Alex says…


Last Thursday I attended the Fashion Business Club talk where Vogue.co.uk editor, Dolly Jones interviewed Vogue editor, Alexandra Shulman. Shulman is under intense pressure to deliver a magazine that’s still relevant in the current climate – challenging when your target reader is the person being hit hardest by the recession and advertising revenue is in the doldrums. Yet the lady seated in front of us did not look stressed at all. In fact she came across as extremely likable, good at her job and knowing of her audience, despite having never edited a women’s magazine before arriving at the helm of Vogue 17 years ago.

I’ve condensed her most insightful answers into soundbites, but you can read more here.

On getting the Vogue editor job 17 years ago: “It was the last thing in the world that I wanted to do.”

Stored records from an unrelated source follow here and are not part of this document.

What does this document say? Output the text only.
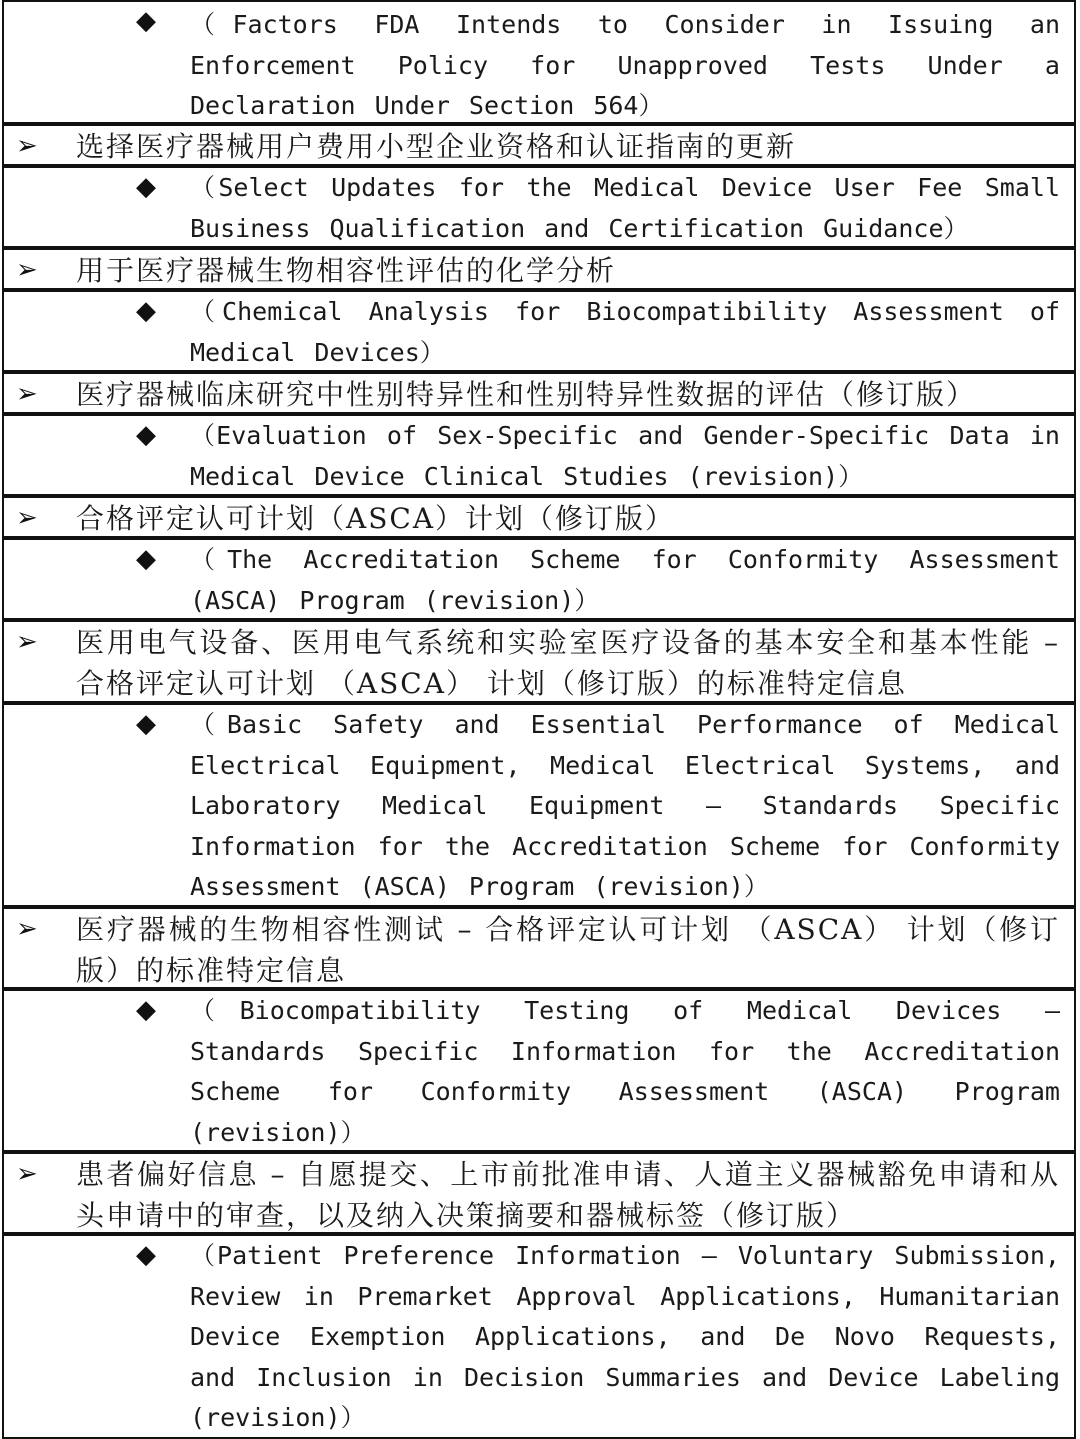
◆ （Factors FDA Intends to Consider in Issuing an Enforcement Policy for Unapproved Tests Under a Declaration Under Section 564）
➢ 选择医疗器械用户费用小型企业资格和认证指南的更新
◆ （Select Updates for the Medical Device User Fee Small Business Qualification and Certification Guidance）
➢ 用于医疗器械生物相容性评估的化学分析
◆ （Chemical Analysis for Biocompatibility Assessment of Medical Devices）
➢ 医疗器械临床研究中性别特异性和性别特异性数据的评估（修订版）
◆ （Evaluation of Sex-Specific and Gender-Specific Data in Medical Device Clinical Studies (revision)）
➢ 合格评定认可计划（ASCA）计划（修订版）
◆ （The Accreditation Scheme for Conformity Assessment (ASCA) Program (revision)）
➢ 医用电气设备、医用电气系统和实验室医疗设备的基本安全和基本性能 – 合格评定认可计划 （ASCA） 计划（修订版）的标准特定信息
◆ （Basic Safety and Essential Performance of Medical Electrical Equipment, Medical Electrical Systems, and Laboratory Medical Equipment – Standards Specific Information for the Accreditation Scheme for Conformity Assessment (ASCA) Program (revision)）
➢ 医疗器械的生物相容性测试 – 合格评定认可计划 （ASCA） 计划（修订版）的标准特定信息
◆ （Biocompatibility Testing of Medical Devices – Standards Specific Information for the Accreditation Scheme for Conformity Assessment (ASCA) Program (revision)）
➢ 患者偏好信息 – 自愿提交、上市前批准申请、人道主义器械豁免申请和从头申请中的审查，以及纳入决策摘要和器械标签（修订版）
◆ （Patient Preference Information – Voluntary Submission, Review in Premarket Approval Applications, Humanitarian Device Exemption Applications, and De Novo Requests, and Inclusion in Decision Summaries and Device Labeling (revision)）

On fashion as a scapegoat for the world’s ills: “Fashion has become a whipping post for everything from body image to celebrity culture to the economy. The media picks on fashion because it can use fashion pictures to illustrate their stories. A fashion picture looks good so makes you more likely to read the story.”

On how the recession affects Vogue’s shoots: “The emphasis has moved to styling as opposed to photography. I have a great team and their styling tips have become more useful for our readers.” [This is so true, I loved the styling feature in the current issue…]

Tips for up-and-coming designers and what a small business needs to survive:
*Product is key – make your message clear
*Be consistent in your offering
*Press is important but needs to be focussed, it’s not necessary to get celebrity endorsement from the outset
*Find a business partner to work with (“if you are going to be a designer, it is a business. You can’t just be an artist.”)
*Accept it takes time

On supermodels: “They became too powerful. When the models were getting more attention than the designers, the designers started sourcing Hollywood”

On interns: “I can’t tell if an intern is good at styling or writing from just seeing them around the office but the successful ones are smart, efficient and make an imprint on you without getting in your face and being irritating.”

On the future of fashion magazines: “There’s a lesson to be learnt from what’s happening with newspapers – they’ve killed off the papers in favour of putting content online, yet online isn’t making the money.”

On the magazines she reads: “I read the New Yorker for unbeatable journalism and I love interiors magazines. I get all the magazines so I don’t need to buy them but I look at them to see who’s copied us! I noticed Grazia used our ‘More Dash Than Cash’ idea but called it ‘More Dash, Less Cash’.”

On LOVE: “We were very competitive with Pop so when Conde Nast took on LOVE I wasn’t sure how it would play out. But it’s very different. Its focus is fashion and celebrity, it’s industry-insidery. Ad-wide they’re a lot cheaper than us, but our circulation is 220,000 and they’re aiming for 40,000 so it’s very different.”

On the importance of fashion shows: “Fashion shows are a good marketing tool yet different clothes work in different ways. Sometimes doing catwalk collections sends things on the wrong tangent. It drives me crazy, putting clothes in the magazine that people can’t actually buy.”